A primeira semana de Donald Trump na Casa Branca ficou marcada não pelo discurso duro anti-China ou anti-Rússia, como se esperava. Pelo contrário, a menção mais direta relacionada à política externa em seu discurso de posse dirigiu-se a um parceiro de longa data dos Estados Unidos: o Panamá.
O novo presidente americano repetiu a ameaça que vem aventando há meses. Quer o Canal do Panamá de volta e considera recomprá-lo, mas não abrirá mão da força militar se for este o caso.
A ideia se baseia em uma concepção torta de que, ao permitir a operação de empresas chinesas no canal, o país centro-americano estaria violando os princípios de neutralidade previstos no tratado de 1977 que devolveu o projeto aos panamenhos.
O mesmo raciocínio foi defendido pelo agora secretário de Estado americano, Marco Rubio, em sua audiência de confirmação no Comitê de Relações Exteriores do Senado. Mais polido, ele disse concordar com o argumento de que a tal neutralidade tinha sido violada. “Se [a China] ordenar que uma empresa estatal feche ou impeça nosso trânsito, eles terão de fazê-lo”, conjecturou.
É importante destacar aqui —essas afirmações não têm respaldo em fatos. A China continental controla um porto na Ilha Margarita, no lado atlântico da obra, enquanto uma estatal (a CHEC) venceu uma licitação para a construção de uma ponte no canal em 2018. E só.
No muito, Rubio e Trump podem estar se referindo à Hutchison Ports, empresa privada de Hong Kong, que em 2021 ganhou os direitos de explorar dois portos em ambos os lados do canal por 25 anos. E aqui, talvez, resida a maior chance americana em conseguir qualquer coisa dos panamenhos.
Ainda que irritado com as ameaças, o governo panamenho começou a se movimentar para auditar as operações da Hutchison. Isso porque, quando o contrato de 25 anos foi assinado, o então controlador-geral do Panamá, Gerardo Solis, tinha pretensões eleitorais e mandou arquivar um relatório de viabilidade do negócio.
A despeito do interesse de outras empresas, o governo à época correu para assinar o termo e nunca soube explicar o porquê de ter aceitado taxas aduaneiras muito abaixo das praticadas no resto do mundo
Agora, preocupado com a necessidade de levantar fundos e vendo uma insatisfação doméstica tomar contornos geopolíticos, o Panamá resolveu matar dois coelhos em uma cajadada só.

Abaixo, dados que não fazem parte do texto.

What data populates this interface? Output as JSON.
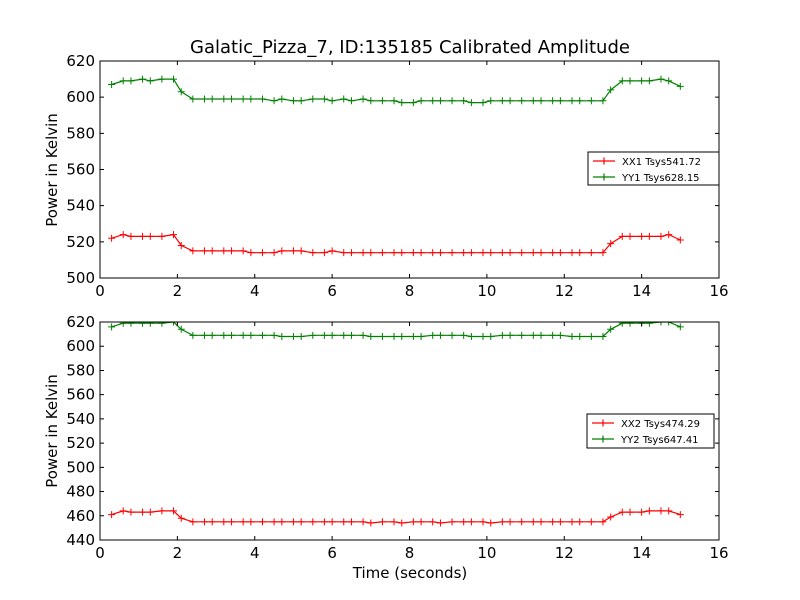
{
  "title": "Galatic_Pizza_7, ID:135185 Calibrated Amplitude",
  "xlabel": "Time (seconds)",
  "ylabel": "Power in Kelvin",
  "colors": {
    "red": "#ff0000",
    "green": "#008000",
    "axes": "#000000"
  },
  "chart_data": [
    {
      "type": "line",
      "title": "Galatic_Pizza_7, ID:135185 Calibrated Amplitude",
      "xlabel": "",
      "ylabel": "Power in Kelvin",
      "xlim": [
        0,
        16
      ],
      "ylim": [
        500,
        620
      ],
      "xticks": [
        0,
        2,
        4,
        6,
        8,
        10,
        12,
        14,
        16
      ],
      "yticks": [
        500,
        520,
        540,
        560,
        580,
        600,
        620
      ],
      "grid": false,
      "legend_position": "right",
      "x": [
        0.3,
        0.6,
        0.8,
        1.1,
        1.3,
        1.6,
        1.9,
        2.1,
        2.4,
        2.7,
        2.9,
        3.2,
        3.4,
        3.7,
        3.9,
        4.2,
        4.5,
        4.7,
        5.0,
        5.2,
        5.5,
        5.8,
        6.0,
        6.3,
        6.5,
        6.8,
        7.0,
        7.3,
        7.6,
        7.8,
        8.1,
        8.3,
        8.6,
        8.8,
        9.1,
        9.4,
        9.6,
        9.9,
        10.1,
        10.4,
        10.6,
        10.9,
        11.2,
        11.4,
        11.7,
        11.9,
        12.2,
        12.4,
        12.7,
        13.0,
        13.2,
        13.5,
        13.7,
        14.0,
        14.2,
        14.5,
        14.7,
        15.0
      ],
      "series": [
        {
          "name": "XX1 Tsys541.72",
          "color": "#ff0000",
          "values": [
            522,
            524,
            523,
            523,
            523,
            523,
            524,
            518,
            515,
            515,
            515,
            515,
            515,
            515,
            514,
            514,
            514,
            515,
            515,
            515,
            514,
            514,
            515,
            514,
            514,
            514,
            514,
            514,
            514,
            514,
            514,
            514,
            514,
            514,
            514,
            514,
            514,
            514,
            514,
            514,
            514,
            514,
            514,
            514,
            514,
            514,
            514,
            514,
            514,
            514,
            519,
            523,
            523,
            523,
            523,
            523,
            524,
            521
          ]
        },
        {
          "name": "YY1 Tsys628.15",
          "color": "#008000",
          "values": [
            607,
            609,
            609,
            610,
            609,
            610,
            610,
            603,
            599,
            599,
            599,
            599,
            599,
            599,
            599,
            599,
            598,
            599,
            598,
            598,
            599,
            599,
            598,
            599,
            598,
            599,
            598,
            598,
            598,
            597,
            597,
            598,
            598,
            598,
            598,
            598,
            597,
            597,
            598,
            598,
            598,
            598,
            598,
            598,
            598,
            598,
            598,
            598,
            598,
            598,
            604,
            609,
            609,
            609,
            609,
            610,
            609,
            606
          ]
        }
      ]
    },
    {
      "type": "line",
      "title": "",
      "xlabel": "Time (seconds)",
      "ylabel": "Power in Kelvin",
      "xlim": [
        0,
        16
      ],
      "ylim": [
        440,
        620
      ],
      "xticks": [
        0,
        2,
        4,
        6,
        8,
        10,
        12,
        14,
        16
      ],
      "yticks": [
        440,
        460,
        480,
        500,
        520,
        540,
        560,
        580,
        600,
        620
      ],
      "grid": false,
      "legend_position": "right",
      "x": [
        0.3,
        0.6,
        0.8,
        1.1,
        1.3,
        1.6,
        1.9,
        2.1,
        2.4,
        2.7,
        2.9,
        3.2,
        3.4,
        3.7,
        3.9,
        4.2,
        4.5,
        4.7,
        5.0,
        5.2,
        5.5,
        5.8,
        6.0,
        6.3,
        6.5,
        6.8,
        7.0,
        7.3,
        7.6,
        7.8,
        8.1,
        8.3,
        8.6,
        8.8,
        9.1,
        9.4,
        9.6,
        9.9,
        10.1,
        10.4,
        10.6,
        10.9,
        11.2,
        11.4,
        11.7,
        11.9,
        12.2,
        12.4,
        12.7,
        13.0,
        13.2,
        13.5,
        13.7,
        14.0,
        14.2,
        14.5,
        14.7,
        15.0
      ],
      "series": [
        {
          "name": "XX2 Tsys474.29",
          "color": "#ff0000",
          "values": [
            461,
            464,
            463,
            463,
            463,
            464,
            464,
            458,
            455,
            455,
            455,
            455,
            455,
            455,
            455,
            455,
            455,
            455,
            455,
            455,
            455,
            455,
            455,
            455,
            455,
            455,
            454,
            455,
            455,
            454,
            455,
            455,
            455,
            454,
            455,
            455,
            455,
            455,
            454,
            455,
            455,
            455,
            455,
            455,
            455,
            455,
            455,
            455,
            455,
            455,
            459,
            463,
            463,
            463,
            464,
            464,
            464,
            461
          ]
        },
        {
          "name": "YY2 Tsys647.41",
          "color": "#008000",
          "values": [
            616,
            619,
            619,
            619,
            619,
            619,
            620,
            614,
            609,
            609,
            609,
            609,
            609,
            609,
            609,
            609,
            609,
            608,
            608,
            608,
            609,
            609,
            609,
            609,
            609,
            609,
            608,
            608,
            608,
            608,
            608,
            608,
            609,
            609,
            609,
            609,
            608,
            608,
            608,
            609,
            609,
            609,
            609,
            609,
            609,
            609,
            608,
            608,
            608,
            608,
            614,
            619,
            619,
            619,
            619,
            620,
            620,
            616
          ]
        }
      ]
    }
  ]
}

Pessoas envolvidas com as tratativas me contam que o objetivo da auditoria é ter em mãos dados que contraponham a narrativa de que “a China controla o porto”. Se no caminho descobrirem indícios de corrupção, tanto melhor: o governo passa a imagem de transparência ao público interno e força a companhia a rever os termos ou, no limite, cancelar a concessão, abrindo espaço para alguma empresa americana. Entregar o canal nas mãos de Washington, porém, está descartado.
Continuar com as ameaças de invasão militar seria desastroso para os EUA. O Panamá não tem forças armadas dedicadas à defesa, com militares cuidando do controle de fronteiras e prevenção ao tráfico. Panamenhos partiam do pressuposto de que seriam os americanos a defendê-los em caso de crise.
Se forem os seus pretensos salvadores aqueles a iniciarem um ataque, não seria possível se defender. Mas para o deleite da China, a manobra feriria de morte a já parca influência dos EUA na América Latina, abrindo espaço para ainda mais presença de Pequim na região.